Synthesis, properties, and solid-state structures of bis(alkyne)metal(0) complexes (metal=Ni,Pt) with substituted alkynediols and alkynols

A variety of tetrasubstituted alkynediols react with (cdt)Ni (cdt = 1.5.9-cyclododecatriene) to give the homoleptic (alkyne)nickel complexes (HOR(1)R(2)CC=CCR(1)R(2)OH)(2)Ni as yellow crystals that are stable in the solid state at room temperature (R(1) = R(2) = Et, 1; R(1) = Me, R(2) = Et, 2; R(1) = Me, R(2) = Pr, 3; R(1) = R(2) = -(CH2)(5)-, 4; R(1) = Me, R(2) = i-Bu, 5). The C-13-NMR spectra show resonances for the coordinated alkyne carbon nuclei in the 133.5-135.2 ppm region. Only one resonance was found for 1-4 indicating a symmetrical structure. More than one resonance was found for 5 as well as for its platinum analog, compound 8, indicating the presence of different isomeric bis(alkyne)metal complexes. The structure of 1 has been established by single-crystal X-ray diffraction. The central atom is tetrahedrally coordinated to the four carbon atoms of two terminal alkynes. The network of hydrogen bonding between the four OH groups of neighboring molecules, which consists exclusively of intermolecular hydrogen bonds, stabilizes the crystal structure yielding a polymer-like chain. The platinum complex 9 (R(1) = R(2) = Me) shows similar structural properties. The reaction of (cdt)Ni or (cod)(2)Pt (cod = 1.5-cyclooctadiene) with the substituted alkynols R(3)CC=CCR(2)(1)OH yields the new bis(alkyne)metal(0) compounds 10 (M = Ni, R = Me, R(1) = Me), 11 (M = Pt, R = Me, R(1) = Me), and 12 (M = Ni, R = Me, R(1) = Et).

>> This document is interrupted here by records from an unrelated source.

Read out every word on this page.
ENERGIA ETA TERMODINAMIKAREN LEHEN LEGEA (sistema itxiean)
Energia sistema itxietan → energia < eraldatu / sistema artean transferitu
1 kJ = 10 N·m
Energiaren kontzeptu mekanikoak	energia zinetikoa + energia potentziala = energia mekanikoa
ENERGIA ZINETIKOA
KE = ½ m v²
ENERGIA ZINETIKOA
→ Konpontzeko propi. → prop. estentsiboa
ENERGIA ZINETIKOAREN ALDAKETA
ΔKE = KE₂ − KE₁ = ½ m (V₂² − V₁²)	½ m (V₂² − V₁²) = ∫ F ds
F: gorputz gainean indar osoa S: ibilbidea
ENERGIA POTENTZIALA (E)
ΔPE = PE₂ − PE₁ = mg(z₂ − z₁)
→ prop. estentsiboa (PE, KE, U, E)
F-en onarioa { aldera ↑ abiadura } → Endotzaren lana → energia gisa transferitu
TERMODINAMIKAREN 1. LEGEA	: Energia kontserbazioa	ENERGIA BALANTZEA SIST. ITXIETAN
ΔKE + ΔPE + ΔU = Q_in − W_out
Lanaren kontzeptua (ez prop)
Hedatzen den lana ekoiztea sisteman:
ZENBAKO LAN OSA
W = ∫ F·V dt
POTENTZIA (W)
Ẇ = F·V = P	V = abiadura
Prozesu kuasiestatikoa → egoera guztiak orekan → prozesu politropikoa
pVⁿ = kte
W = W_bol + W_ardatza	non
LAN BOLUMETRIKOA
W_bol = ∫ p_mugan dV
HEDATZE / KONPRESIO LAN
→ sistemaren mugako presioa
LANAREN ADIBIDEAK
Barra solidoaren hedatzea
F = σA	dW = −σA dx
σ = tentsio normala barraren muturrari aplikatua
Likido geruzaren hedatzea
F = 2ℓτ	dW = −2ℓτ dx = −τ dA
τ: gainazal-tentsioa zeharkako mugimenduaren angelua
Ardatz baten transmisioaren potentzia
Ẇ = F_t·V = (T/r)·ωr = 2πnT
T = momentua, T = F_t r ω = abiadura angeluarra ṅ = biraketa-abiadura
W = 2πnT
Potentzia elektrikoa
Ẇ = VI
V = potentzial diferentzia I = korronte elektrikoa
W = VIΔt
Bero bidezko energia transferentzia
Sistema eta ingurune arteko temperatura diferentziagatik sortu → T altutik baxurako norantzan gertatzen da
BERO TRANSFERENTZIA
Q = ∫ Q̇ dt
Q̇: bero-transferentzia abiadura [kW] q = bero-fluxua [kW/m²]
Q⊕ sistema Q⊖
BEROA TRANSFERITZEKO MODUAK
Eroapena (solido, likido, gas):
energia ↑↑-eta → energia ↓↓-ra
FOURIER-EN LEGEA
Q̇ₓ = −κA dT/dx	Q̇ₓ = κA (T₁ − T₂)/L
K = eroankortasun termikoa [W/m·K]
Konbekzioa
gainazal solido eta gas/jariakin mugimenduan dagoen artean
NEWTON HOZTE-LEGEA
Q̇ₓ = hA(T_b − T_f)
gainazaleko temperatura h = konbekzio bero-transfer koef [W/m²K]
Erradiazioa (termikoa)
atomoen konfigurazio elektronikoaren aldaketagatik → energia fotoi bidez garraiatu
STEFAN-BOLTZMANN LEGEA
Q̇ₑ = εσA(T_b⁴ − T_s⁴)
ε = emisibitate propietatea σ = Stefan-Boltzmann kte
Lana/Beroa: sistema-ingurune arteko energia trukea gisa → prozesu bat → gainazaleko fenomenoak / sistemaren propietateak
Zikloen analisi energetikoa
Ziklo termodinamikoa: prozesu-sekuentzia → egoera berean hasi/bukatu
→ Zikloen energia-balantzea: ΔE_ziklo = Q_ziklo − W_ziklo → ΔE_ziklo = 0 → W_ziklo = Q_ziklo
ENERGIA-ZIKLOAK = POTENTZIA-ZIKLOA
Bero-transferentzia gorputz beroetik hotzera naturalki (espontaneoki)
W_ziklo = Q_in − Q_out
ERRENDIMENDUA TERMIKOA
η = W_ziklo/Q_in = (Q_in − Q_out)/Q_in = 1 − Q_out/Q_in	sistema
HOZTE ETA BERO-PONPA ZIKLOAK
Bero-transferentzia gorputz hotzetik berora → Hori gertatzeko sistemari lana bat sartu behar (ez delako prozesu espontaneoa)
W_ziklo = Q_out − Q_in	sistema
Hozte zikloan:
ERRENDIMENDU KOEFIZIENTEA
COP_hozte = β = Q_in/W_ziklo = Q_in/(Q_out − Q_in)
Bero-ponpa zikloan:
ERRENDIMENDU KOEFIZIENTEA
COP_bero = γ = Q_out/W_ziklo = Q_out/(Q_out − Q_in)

Single-crystal X-ray structure determinations of 10-12 reveal that the central metal atoms are tetrahedrally coordinated by the four carbon atoms of the alkyne ligands. Two (alkyne)(2)M units are connected via hydrogen bonds between the four OH groups to form a dimer in the solid state. Complex 10 reacts in solution below -15 degrees C to yield the trimeric complex (alkyne)(4)Ni-3.